Doch nichts geschah. Das beutelförmige Magazin entlud sich nicht. Er versuchte es sofort noch einmal. Doch auch mit dem zweiten Versuch behielt das Magazin seinen dickflüssigen, weißen Inhalt für sich.
Irritiert nahm er sein Instrument aus dem Mund der Frau. Er wusste mit einem Male nicht mehr, was er zu tun hatte. Der Plan, den er bis jetzt so minutiös eingehalten hatte, konnte ihm keine Antworten mehr liefern, denn er war abgelaufen. Auch seine Agenten waren mit einem Male nicht mehr aufzufinden. Er dachte daran, sie um Rat zu fragen. Doch sie verschwanden offenbar kurz zuvor.
Narzerner drückte jetzt in seiner Verzweiflung nochmals den Abzug seines phallischen Instrumentes, und daraufhin immer wieder und wieder. Dabei konnte er seine jetzt eintretende Ungeschicktheit und Nervosität nicht mehr länger verbergen. Wahllos fuchtelte er nun mit seinem Instrument in der Luft herum und versuchte dabei alle möglichen Handgriffe, die ihm einfielen, um das Instrument zur Entladung zu veranlassen. Doch nichts geschah, so sehr er sich bemühte.

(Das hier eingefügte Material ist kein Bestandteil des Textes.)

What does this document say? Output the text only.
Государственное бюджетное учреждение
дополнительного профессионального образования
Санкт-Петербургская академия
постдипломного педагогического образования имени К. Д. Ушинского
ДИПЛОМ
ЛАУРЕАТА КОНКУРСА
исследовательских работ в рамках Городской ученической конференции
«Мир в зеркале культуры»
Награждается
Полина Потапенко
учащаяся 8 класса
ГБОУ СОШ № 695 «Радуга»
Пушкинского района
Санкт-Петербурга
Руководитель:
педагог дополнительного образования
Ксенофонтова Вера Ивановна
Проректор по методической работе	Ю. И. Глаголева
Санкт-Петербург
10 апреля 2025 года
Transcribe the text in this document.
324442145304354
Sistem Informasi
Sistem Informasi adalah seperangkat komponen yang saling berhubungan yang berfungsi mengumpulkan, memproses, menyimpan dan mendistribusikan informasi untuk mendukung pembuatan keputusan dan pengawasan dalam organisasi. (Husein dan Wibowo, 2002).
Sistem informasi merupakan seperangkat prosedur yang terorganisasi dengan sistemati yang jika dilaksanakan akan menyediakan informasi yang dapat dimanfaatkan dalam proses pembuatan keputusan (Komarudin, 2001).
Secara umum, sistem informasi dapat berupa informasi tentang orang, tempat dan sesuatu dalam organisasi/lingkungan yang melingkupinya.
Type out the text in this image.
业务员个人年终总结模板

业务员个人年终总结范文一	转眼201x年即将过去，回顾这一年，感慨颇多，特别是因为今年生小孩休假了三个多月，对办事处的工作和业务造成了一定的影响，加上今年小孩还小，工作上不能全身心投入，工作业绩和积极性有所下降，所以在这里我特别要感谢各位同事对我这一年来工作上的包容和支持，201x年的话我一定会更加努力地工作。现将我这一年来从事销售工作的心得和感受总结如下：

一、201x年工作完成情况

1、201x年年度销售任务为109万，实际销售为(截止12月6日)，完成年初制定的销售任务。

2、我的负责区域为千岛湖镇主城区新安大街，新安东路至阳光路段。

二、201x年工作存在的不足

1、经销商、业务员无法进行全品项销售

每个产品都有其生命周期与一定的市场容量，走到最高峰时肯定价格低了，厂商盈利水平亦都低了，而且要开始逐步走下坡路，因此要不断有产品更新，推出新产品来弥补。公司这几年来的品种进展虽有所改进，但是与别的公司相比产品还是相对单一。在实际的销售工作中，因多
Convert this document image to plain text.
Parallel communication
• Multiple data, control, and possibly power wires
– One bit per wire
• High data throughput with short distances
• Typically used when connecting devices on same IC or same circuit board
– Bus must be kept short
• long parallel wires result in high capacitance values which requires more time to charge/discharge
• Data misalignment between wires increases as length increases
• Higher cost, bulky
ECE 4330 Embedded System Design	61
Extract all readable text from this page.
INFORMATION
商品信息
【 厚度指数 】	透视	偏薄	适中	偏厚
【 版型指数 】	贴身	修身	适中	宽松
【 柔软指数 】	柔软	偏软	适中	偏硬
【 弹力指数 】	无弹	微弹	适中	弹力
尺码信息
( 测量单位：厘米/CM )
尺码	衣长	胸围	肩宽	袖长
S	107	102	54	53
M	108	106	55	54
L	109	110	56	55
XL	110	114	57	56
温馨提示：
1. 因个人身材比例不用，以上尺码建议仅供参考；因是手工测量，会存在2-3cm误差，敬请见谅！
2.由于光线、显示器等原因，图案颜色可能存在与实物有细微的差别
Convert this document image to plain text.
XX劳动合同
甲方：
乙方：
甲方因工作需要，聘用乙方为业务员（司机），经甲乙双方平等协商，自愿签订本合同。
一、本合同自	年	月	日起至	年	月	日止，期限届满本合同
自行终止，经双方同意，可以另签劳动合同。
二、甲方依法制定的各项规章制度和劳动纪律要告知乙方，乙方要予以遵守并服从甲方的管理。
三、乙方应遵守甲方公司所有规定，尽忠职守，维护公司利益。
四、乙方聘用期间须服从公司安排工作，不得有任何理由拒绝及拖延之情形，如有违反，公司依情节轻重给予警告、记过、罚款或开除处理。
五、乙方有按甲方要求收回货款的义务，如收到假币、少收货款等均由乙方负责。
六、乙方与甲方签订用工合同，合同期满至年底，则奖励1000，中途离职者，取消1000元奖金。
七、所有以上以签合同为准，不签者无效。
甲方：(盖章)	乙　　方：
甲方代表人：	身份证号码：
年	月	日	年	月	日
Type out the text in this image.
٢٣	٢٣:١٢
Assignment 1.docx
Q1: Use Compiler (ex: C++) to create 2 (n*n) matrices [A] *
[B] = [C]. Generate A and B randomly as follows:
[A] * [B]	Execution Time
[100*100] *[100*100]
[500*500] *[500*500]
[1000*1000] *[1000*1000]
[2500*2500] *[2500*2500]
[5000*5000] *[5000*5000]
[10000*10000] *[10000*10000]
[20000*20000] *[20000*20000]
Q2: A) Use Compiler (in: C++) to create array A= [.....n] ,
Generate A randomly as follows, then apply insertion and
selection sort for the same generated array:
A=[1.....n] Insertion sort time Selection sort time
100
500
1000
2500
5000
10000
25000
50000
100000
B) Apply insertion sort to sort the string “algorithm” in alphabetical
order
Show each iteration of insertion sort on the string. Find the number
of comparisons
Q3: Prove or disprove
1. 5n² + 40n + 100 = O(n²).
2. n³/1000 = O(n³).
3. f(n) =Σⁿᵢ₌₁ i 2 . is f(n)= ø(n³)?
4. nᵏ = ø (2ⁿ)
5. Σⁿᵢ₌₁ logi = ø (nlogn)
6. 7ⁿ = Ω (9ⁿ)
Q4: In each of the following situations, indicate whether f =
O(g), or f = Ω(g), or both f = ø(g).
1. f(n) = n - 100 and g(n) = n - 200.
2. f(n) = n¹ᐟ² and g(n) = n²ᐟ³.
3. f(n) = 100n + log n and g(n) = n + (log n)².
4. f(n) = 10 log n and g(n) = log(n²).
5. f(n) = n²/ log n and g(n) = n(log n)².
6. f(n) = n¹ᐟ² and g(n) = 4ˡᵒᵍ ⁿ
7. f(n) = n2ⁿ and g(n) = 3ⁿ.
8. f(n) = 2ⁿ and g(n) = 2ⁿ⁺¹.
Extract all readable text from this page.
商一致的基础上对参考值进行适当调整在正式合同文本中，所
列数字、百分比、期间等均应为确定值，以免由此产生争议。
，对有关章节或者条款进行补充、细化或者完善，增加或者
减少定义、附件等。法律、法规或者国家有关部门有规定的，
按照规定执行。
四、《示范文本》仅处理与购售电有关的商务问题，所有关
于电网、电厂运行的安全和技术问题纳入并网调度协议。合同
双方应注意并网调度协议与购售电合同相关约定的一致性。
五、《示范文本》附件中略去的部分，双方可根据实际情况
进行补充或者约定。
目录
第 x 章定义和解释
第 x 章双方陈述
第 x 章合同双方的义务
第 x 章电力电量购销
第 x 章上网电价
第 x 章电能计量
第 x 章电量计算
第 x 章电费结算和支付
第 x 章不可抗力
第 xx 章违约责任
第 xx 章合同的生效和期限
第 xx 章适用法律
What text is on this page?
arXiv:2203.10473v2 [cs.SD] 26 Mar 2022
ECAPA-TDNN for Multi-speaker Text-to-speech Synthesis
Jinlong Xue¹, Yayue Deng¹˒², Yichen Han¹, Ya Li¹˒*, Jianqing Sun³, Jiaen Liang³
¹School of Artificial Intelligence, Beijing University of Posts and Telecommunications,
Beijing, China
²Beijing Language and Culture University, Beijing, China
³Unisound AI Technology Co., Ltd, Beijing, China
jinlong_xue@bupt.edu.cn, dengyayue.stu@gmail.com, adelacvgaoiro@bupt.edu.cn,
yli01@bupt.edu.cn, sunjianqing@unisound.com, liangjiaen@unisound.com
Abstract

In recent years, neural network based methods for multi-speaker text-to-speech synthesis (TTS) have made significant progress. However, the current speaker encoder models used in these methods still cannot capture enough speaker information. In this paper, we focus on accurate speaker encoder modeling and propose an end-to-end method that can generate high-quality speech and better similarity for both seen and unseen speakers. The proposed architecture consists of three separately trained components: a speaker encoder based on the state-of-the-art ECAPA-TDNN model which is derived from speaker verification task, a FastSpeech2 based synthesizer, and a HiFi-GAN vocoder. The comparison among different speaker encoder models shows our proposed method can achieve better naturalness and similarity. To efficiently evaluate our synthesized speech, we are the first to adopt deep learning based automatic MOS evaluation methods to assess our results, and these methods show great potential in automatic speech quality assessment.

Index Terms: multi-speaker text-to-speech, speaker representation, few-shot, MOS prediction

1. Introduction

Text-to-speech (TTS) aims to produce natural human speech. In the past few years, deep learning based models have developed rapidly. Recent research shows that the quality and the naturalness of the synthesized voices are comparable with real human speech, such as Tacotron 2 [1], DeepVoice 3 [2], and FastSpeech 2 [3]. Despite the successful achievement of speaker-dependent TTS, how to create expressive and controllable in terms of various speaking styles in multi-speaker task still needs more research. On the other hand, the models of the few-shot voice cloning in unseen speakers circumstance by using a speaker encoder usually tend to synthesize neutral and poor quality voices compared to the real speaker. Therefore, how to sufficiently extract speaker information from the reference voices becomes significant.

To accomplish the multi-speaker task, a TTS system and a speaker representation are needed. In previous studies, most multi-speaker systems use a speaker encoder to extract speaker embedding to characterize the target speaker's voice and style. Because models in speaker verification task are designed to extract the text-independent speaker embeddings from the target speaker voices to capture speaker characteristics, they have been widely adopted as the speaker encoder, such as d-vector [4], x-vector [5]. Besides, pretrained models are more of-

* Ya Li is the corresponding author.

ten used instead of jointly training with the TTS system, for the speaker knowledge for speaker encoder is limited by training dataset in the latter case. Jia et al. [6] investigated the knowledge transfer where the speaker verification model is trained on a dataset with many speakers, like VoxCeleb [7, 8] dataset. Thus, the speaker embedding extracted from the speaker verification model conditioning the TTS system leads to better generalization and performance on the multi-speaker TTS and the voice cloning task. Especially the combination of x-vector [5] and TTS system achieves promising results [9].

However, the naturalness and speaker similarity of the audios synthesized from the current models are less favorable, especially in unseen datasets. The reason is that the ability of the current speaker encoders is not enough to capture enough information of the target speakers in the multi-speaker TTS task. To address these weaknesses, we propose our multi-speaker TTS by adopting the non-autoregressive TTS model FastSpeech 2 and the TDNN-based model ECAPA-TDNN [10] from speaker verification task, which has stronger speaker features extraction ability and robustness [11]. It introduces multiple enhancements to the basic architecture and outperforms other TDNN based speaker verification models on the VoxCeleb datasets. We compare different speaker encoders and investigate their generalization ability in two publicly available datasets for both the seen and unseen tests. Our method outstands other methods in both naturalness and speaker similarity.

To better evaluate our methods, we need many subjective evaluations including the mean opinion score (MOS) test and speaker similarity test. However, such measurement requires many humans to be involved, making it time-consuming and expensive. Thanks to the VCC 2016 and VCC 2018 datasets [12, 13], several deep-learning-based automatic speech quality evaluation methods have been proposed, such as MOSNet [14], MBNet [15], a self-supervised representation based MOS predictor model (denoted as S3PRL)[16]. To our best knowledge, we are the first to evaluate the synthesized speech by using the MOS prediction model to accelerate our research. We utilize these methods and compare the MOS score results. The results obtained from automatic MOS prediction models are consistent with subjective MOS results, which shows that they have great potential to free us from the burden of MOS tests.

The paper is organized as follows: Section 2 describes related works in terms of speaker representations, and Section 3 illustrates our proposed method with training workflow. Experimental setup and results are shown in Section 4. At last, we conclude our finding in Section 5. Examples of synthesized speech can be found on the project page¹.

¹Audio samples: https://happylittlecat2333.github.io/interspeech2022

Für ihn völlig unvermittelt brach die noch immer vor ihm knieende Frau jetzt in schallendes Gelächter aus. Ihre Angst schien wie verflogen zu sein. Sie griff sich an den Kopf, in ihre Haare, und ihre Augen zeigten jetzt nichts anderes mehr als kindliches Staunen.
Narzerner beruhigte sich langsam. Niedergeschlagen fiel er seinerseits auf die Knie und dachte mit gesenktem Kopf nach, was er noch tun könne. In seinen Ohren hallte das helle Lachen der Frau. Dann fiel ihm ein, dass ihm noch eine letzte, noch nicht genutzte Möglichkeit blieb. Er führte kurz entschlossen sein Instrument, das er noch immer fest in seiner Hand hielt, an seinen eigenen Mund, öffnete diesen und schob es langsam und sorgfältig hinein. Dann schloss er seinen Mund wieder gerade so weit, dass dieser sein phallisches Instrument vollständig umfasste.
Als er jetzt erneut den knöchernen Abzug an seinem Instrument zudrückte, zog sich daraufhin unvorbereitet ruckartig der angewachsene Beutel unter dem Instrument eng zusammen und aus der kleinen, spaltförmigen Öffnung des langen, dicken Laufes strömte eine Flut dicker, weißer Flüssigkeit unmittelbar in seinen Mund hinein. Narzerner war so überrascht von diesem Vorgang, dass er dabei rückwärts auf den Boden hinter ihm fiel.
Die weiße Flüssigkeit wie den Lauf behielt er noch eine Weile in seinem Mund, während das Lachen der Frau inzwischen etwas verhaltener wurde. Schließlich zog er langsam den Lauf wieder aus seinem Mund heraus und schluckte die dickliche Flüssigkeit in mehreren Schüben seinen Rachen hinunter. Seinen Griff um das Instrument lockerte er jetzt langsam. Er starrte die Decke über sich an und glaubte, dass diese sich jetzt eigentlich jeden Moment aus ihrer Verankerung lösen und auf ihn niederfallen müsste. Jedenfalls wäre das ein durchaus gut gewählter Zeitpunkt, wie er fand. Genau: Jetzt!